The study showed varicose veins increases the risk of deep vein thromboses (DVTs), pulmonary embolisms (PEs), and peripheral arterial disease (PAD). Younger people with varicose veins were at special risk for DVTs and PEs, while men with varicose veins were at higher risk for PAD.
Varicose veins are common, affecting 22 million American women and 11 million American men between the ages of 40 to 80 years, according to the American Heart Association. While most people with the vein disease never experience anything more than a little embarrassment, complications like DVT, PE and PAD can occur.
Studying the Risk of Complications from Varicose Veins
Scientists have performed a few small-scale studies to estimate the risk of these complications of varicose veins; this is the first large study to investigate the association between varicose veins and DVTs, PEs and PAD.
In this study, researchers analyzed the records of 425,968 patients from the National Health Insurance (NHI) program in Taiwan from 2001 to 2013. The researchers excluded participants who were under the age of 20 or who had already developed DVT, PE, or PAD before developing varicose veins.
The scientists found that patients with varicose veins indeed have a higher risk of these conditions, even when the researchers considered any other medical problems or risk factors participants might have had. In fact, they found that varicose vein sufferers are five times more likely to develop DVT than were adults without varicose veins.
The researchers also found that varicose veins increased the risk of DVT and PAD in younger patients, and that males with varicose veins were at higher risk of PAD than were women.
Varicose Veins – More than Just Unsightly
Varicose veins are swollen, twisted veins that appear at the surface of the skin.
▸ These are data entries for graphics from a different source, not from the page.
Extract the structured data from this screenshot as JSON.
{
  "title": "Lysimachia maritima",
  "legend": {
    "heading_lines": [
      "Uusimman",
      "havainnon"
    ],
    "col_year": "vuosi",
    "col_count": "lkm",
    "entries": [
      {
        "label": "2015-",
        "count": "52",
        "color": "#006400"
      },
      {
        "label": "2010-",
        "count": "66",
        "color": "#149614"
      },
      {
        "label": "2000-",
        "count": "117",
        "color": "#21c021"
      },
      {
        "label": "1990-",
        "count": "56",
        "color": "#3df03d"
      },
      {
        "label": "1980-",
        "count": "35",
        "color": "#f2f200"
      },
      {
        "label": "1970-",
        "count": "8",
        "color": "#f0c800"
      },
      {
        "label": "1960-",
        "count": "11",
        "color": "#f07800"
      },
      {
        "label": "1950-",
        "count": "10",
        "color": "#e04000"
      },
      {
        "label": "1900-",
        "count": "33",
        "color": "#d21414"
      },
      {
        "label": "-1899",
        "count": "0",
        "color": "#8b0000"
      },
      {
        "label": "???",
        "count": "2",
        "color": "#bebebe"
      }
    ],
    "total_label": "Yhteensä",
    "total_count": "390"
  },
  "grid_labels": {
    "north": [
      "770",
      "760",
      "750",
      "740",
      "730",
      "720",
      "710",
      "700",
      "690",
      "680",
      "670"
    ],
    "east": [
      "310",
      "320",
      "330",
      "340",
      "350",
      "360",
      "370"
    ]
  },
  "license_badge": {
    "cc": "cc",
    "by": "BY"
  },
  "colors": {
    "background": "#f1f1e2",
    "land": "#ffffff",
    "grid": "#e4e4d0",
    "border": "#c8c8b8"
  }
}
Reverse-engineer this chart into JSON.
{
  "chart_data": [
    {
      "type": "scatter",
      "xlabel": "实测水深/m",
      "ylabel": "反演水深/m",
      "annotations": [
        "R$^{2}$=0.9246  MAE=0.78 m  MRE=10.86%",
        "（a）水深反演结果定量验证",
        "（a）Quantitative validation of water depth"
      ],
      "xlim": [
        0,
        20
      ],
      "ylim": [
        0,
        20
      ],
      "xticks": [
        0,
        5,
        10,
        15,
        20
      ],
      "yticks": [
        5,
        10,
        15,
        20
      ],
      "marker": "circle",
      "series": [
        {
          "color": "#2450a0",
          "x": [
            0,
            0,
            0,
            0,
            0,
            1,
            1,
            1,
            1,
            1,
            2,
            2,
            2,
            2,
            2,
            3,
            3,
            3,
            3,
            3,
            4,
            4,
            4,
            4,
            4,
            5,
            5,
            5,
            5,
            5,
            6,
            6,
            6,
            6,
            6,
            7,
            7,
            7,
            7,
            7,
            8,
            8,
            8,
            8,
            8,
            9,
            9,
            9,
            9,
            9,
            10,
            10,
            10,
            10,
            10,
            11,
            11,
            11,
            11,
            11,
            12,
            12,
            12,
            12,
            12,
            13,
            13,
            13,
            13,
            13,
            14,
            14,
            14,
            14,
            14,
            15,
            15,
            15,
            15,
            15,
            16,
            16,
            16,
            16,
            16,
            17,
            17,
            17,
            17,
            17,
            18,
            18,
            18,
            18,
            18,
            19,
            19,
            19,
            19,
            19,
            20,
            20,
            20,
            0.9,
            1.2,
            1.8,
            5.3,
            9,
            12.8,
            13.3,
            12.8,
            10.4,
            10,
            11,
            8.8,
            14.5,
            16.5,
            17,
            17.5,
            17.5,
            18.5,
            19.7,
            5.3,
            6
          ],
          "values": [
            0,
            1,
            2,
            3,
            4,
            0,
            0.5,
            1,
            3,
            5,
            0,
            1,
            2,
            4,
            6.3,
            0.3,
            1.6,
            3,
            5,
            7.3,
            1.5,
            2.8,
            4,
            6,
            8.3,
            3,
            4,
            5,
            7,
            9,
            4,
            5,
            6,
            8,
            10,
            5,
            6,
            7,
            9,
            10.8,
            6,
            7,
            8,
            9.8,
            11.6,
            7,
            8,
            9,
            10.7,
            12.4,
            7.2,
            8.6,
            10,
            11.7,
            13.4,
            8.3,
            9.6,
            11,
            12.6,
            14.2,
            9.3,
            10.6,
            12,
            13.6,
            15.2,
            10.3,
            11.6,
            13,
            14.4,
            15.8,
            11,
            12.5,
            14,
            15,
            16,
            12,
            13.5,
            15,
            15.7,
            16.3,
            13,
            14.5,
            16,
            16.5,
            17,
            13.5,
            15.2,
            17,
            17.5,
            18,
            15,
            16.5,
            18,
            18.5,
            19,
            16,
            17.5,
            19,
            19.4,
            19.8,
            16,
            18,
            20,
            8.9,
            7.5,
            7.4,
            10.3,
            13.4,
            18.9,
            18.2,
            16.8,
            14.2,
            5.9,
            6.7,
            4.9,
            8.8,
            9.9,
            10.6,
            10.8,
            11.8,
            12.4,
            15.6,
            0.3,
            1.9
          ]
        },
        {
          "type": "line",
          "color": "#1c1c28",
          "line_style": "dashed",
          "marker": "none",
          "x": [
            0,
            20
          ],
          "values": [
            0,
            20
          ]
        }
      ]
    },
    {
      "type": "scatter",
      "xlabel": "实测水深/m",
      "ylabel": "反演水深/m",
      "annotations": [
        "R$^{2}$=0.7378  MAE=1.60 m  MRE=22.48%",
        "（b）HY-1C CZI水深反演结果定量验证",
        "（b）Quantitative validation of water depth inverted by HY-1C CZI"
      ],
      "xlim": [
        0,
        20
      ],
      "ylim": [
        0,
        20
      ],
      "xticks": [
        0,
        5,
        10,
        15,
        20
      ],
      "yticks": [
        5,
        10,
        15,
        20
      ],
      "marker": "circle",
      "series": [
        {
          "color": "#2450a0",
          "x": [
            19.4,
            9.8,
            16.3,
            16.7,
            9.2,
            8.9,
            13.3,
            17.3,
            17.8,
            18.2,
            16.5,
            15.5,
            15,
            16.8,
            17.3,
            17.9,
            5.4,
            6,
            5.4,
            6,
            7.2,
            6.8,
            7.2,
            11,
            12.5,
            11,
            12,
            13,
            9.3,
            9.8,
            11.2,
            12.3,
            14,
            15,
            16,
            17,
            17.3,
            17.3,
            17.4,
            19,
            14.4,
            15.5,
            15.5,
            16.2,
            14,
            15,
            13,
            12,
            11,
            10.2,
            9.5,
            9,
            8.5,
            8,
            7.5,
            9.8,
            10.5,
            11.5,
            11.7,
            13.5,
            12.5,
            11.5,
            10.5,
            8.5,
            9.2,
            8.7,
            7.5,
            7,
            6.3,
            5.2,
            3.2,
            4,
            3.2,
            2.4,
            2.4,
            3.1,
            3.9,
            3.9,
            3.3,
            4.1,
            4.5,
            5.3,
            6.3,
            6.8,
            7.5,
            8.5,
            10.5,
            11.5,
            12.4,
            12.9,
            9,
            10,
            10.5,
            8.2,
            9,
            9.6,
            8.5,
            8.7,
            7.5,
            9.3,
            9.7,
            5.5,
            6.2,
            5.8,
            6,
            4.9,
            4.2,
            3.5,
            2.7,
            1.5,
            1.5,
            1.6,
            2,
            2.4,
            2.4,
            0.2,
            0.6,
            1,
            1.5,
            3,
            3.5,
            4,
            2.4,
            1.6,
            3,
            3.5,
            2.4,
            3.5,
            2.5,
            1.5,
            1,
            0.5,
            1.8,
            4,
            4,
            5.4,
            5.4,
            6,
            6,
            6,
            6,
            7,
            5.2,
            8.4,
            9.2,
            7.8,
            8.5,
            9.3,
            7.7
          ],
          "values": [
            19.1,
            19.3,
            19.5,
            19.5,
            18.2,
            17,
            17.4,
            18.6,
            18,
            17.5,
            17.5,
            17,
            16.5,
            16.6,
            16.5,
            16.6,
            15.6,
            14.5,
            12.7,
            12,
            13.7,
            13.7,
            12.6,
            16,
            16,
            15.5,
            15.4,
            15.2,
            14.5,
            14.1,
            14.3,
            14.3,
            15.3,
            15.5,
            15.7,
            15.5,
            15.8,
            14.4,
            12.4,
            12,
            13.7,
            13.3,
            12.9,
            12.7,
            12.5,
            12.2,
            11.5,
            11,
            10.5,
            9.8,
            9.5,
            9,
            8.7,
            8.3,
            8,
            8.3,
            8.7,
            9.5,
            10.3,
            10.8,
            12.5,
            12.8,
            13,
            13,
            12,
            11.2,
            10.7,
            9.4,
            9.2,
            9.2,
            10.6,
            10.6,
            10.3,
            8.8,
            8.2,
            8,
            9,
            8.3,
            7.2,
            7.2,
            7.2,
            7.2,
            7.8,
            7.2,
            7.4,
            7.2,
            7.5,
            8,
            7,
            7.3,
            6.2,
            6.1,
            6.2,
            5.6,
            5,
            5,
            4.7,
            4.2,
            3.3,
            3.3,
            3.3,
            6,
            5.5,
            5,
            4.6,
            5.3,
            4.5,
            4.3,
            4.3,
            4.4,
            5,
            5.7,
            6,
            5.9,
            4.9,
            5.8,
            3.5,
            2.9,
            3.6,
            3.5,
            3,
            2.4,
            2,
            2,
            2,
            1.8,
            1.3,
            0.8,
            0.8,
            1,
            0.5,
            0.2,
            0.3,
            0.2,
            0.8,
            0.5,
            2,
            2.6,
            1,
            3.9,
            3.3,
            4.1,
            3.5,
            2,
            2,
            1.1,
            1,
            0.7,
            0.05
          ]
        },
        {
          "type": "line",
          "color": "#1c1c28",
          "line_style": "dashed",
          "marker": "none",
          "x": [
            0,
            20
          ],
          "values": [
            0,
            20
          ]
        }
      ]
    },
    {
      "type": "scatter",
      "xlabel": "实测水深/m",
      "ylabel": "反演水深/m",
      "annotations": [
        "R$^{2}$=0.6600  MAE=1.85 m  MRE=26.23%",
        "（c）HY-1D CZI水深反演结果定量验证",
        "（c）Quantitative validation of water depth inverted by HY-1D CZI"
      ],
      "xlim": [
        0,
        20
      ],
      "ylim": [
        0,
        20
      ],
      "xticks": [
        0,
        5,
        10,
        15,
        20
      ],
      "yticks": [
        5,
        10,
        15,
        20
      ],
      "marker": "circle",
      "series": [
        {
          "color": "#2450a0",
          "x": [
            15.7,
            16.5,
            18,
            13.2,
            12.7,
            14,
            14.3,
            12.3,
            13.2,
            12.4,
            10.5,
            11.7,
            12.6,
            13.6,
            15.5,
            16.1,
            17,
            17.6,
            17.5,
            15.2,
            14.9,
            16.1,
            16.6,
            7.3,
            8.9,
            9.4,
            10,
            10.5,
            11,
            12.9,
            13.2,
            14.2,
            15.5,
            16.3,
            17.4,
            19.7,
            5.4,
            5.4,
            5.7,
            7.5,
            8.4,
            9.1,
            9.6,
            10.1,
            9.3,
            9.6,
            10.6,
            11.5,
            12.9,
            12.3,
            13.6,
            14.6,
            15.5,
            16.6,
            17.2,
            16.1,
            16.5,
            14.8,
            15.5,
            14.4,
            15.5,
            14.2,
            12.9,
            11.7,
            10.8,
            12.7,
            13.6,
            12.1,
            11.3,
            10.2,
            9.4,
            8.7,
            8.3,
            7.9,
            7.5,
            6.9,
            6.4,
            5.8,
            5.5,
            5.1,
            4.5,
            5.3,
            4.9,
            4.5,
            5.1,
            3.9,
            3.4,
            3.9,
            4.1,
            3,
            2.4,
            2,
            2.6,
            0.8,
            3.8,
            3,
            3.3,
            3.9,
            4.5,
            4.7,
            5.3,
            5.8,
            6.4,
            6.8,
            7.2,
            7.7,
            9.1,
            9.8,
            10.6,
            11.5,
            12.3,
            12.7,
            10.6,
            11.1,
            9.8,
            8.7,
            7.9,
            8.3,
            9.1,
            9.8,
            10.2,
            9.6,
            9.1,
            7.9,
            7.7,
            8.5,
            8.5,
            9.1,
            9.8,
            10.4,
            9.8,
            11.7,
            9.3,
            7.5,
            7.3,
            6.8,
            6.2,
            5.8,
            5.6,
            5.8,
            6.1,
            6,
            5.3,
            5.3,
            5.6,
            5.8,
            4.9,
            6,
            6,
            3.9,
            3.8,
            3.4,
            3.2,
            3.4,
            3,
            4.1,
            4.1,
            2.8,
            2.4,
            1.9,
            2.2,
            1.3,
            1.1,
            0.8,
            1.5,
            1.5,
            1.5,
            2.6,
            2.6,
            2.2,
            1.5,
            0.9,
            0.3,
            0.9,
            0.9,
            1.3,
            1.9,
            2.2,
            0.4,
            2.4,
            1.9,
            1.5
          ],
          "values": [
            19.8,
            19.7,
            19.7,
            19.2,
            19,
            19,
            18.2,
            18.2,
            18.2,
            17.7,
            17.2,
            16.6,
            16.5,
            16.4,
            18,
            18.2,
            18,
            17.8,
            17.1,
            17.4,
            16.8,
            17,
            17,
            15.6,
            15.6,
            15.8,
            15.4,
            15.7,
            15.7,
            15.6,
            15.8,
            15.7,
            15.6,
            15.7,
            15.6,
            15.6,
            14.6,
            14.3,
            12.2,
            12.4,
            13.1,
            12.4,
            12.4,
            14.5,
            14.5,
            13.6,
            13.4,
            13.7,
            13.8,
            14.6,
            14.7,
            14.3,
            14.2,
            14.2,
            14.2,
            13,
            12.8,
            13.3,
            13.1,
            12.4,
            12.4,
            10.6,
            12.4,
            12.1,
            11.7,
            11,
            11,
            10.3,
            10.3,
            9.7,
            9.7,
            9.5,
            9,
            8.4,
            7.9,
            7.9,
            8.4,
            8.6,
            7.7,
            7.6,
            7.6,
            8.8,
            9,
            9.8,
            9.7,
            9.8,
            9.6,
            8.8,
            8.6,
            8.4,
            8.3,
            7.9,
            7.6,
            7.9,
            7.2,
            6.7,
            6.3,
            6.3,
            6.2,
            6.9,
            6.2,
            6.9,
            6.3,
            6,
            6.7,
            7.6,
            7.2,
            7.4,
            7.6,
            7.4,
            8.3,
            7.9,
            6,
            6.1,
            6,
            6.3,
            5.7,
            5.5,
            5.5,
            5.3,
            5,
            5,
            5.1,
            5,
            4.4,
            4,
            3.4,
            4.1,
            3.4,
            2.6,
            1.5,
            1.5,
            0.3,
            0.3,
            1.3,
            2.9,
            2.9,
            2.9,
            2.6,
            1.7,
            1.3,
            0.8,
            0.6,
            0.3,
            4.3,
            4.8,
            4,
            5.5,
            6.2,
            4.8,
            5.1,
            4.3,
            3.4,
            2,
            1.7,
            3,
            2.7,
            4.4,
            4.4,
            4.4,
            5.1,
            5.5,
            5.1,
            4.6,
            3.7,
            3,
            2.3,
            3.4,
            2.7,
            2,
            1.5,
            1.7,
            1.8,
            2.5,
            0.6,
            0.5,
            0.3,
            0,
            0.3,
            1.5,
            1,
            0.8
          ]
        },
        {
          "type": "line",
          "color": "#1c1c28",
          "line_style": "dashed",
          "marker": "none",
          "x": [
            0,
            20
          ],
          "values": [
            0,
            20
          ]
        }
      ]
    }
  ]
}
These blue or dark purple veins bulge outwards, ruining the smooth youthful appearance of skin. Varicose veins tend to develop on a person's legs. Most varicose veins pose only a cosmetic problem, which means they are unappealing but will not cause a long-term or serious problem. In some cases, complications from varicose veins can cause health issues, such as DVT, PE and PAD.
Veins are part of the circulatory system in the body. Arteries transport blood from the heart to the rest of the body, where cells use the oxygen and nutrients to function. As they work, the cells create byproducts. Veins carry these byproducts from the far reaches of the body back up to the heart.
Gravity helps arteries deliver blood downwards from the heart to the rest of the body. Veins, on the other hand, must fight gravity to bring blood upwards toward the heart. Each beat of the heart pushes blood a little further upwards in the veins, but blood can flow back downwards in between beats. Doctors refer to this change of direction as reflux.
Unable to move upward towards the heart, blood accumulates in the veins of the lower legs, ankles and feet.
Veins feature special valves to reduce reflux and help the blood continue flowing in the right direction. A series of valves inside the veins open and close at just the right time to trap blood in small segments of the vein in between heartbeats. Without these valves, blood would reflux and accumulate in the veins of the veins of the lower legs, ankles and feet. The accumulation of blood presses against the walls of the vein, which responds with inflammation and bloating of the vein – a varicose vein appears.
Varicose veins are diseased veins, which mean they do a poor job of transporting blood up out of the lower legs. Blood flows slowly through varicose veins, and slow-moving blood tends to clot. In DVT, these clots develop in veins deep within the body. These clots can move into the lungs to cause PE.
Diagnosis and Treatment of Varicose Veins
Doctors can diagnose and treat varicose veins with the help of modern science and imaging. Treatment for varicose veins always begins with a complete evaluation to determine the extent of vein disease. Vein doctors typically use duplex ultrasound, which uses sound waves to create moving and still images of a patient's veins. Duplex ultrasound is also helpful during the treatment of varicose veins.
Treatment usually involves irritating the diseased vein, which causes the vein to swell up and close. The body routes blood through nearby veins. The treated vein breaks apart and is absorbed by surrounding tissue.
Medical professionals continue to explore the connection between varicose veins and other diseases. Research and imaging help doctors provide the best care for varicose veins possible.